Travel gives me the opportunity to walk through the sectors of
Travel gives me the opportunity to walk through the sectors of cities where one can clearly see the passage of time.
Jerzy Kosinski once said with the voice of a wanderer and a poet: “Travel gives me the opportunity to walk through the sectors of cities where one can clearly see the passage of time.” In this phrase, there is more than the observation of a traveler. There is the reverence of a pilgrim who knows that cities are not merely collections of stone and steel, but living testaments to time itself. To walk their streets is to walk through centuries, to feel the breath of the past upon one’s cheek, to see the rise and fall of empires inscribed in brick and marble.
The ancients themselves knew this sensation. When Roman legions marched into Greece, they saw not only the present cities but the crumbling temples of gods older than their own. They stood in awe before the Parthenon, knowing it had already seen generations pass away. The sight of broken columns and weathered statues spoke to them as powerfully as any oracle. For in the ruins of cities, one does not merely see decay—one sees the passage of time, the layering of human striving upon human striving, as tides upon a shore.
Kosinski reminds us that travel is not simply movement from place to place, but an encounter with history made visible. To walk through Paris is to move from medieval lanes to Renaissance squares, from the scars of revolutions to the glass towers of the present age. To walk through Istanbul is to feel Byzantium and Constantinople whisper in the shadow of mosques and markets. Every city is a palimpsest, a manuscript written and rewritten, its streets carrying the handwriting of each age. The traveler who sees this does not merely consume a place—he communes with its spirit.

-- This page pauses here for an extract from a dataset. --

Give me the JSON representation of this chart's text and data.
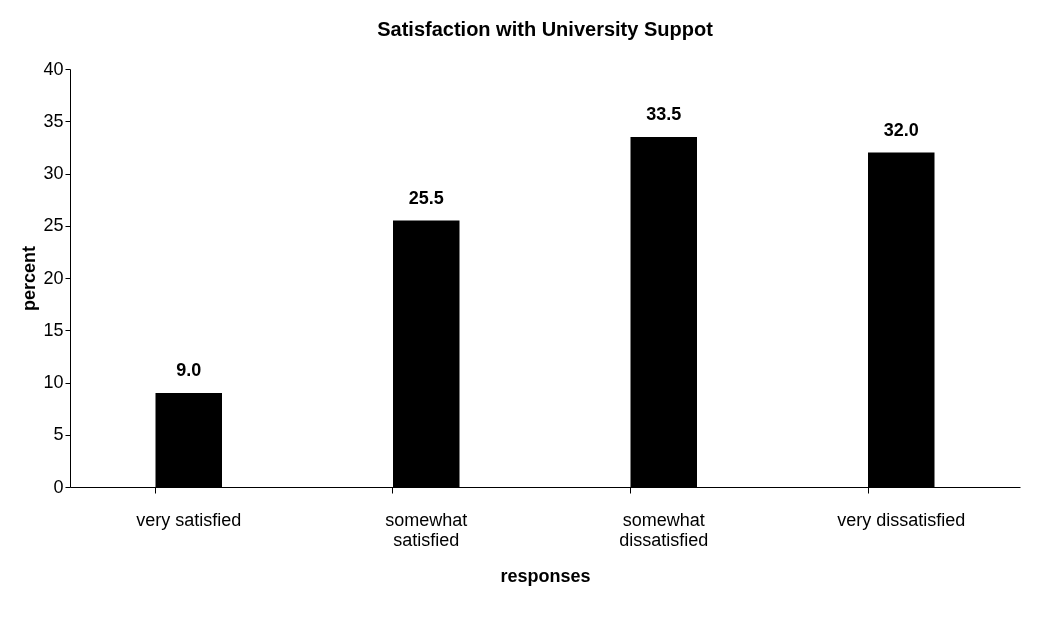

Consider the story of Edward Gibbon, who, upon wandering among the ruins of the Roman Forum in the eighteenth century, conceived his monumental work The Decline and Fall of the Roman Empire. He saw in the broken arches not only loss but the weight of centuries pressing upon his soul. His great history was born because he walked where time had written its marks most clearly. Just so, Kosinski reveals that the true gift of travel is not to see novelty, but to perceive continuity—the unbroken thread of human endeavor across centuries.
The wisdom here is profound: we too are part of this passage. When we stand among old stones or walk ancient streets, we are reminded that our lives, though brief, are woven into the same tapestry. The laughter of a child playing in a Roman alley two thousand years ago, the cry of a merchant in a medieval bazaar, the stride of a modern traveler—all are notes in the same eternal music. Travel teaches humility, for it shows us that time will pass over us as it has passed over those before, leaving behind only the traces we carve into the world.
The teaching for us is this: do not rush blindly through cities, but walk with reverence. Look upon their old quarters, their crumbling facades, their contrasting towers, and see in them the passage of centuries. Let it remind you that every life, every moment, is part of something far greater than itself. Do not merely seek comfort or entertainment in your travels; seek to feel the weight of time, to recognize your place in history’s river.
Practically, this means traveling with eyes wide and heart awake. Visit the great monuments, yes, but also wander the narrow alleys where the stones are worn by countless feet. Speak to elders who remember the city as it once was. Notice the marks of change—the old next to the new, the ancient beside the modern. In doing so, you will honor not only the city, but the eternal passage of time itself, and you will return home not only with memories, but with wisdom.
Thus, Kosinski’s words shine as a teaching for the generations: travel is the art of walking through time. The wise traveler does not only move across space, but also across centuries, feeling the breath of those who came before and preparing a path for those yet to come. To see the passage of time in cities is to see it also in yourself—and in that vision, to live more humbly, more gratefully, and more fully.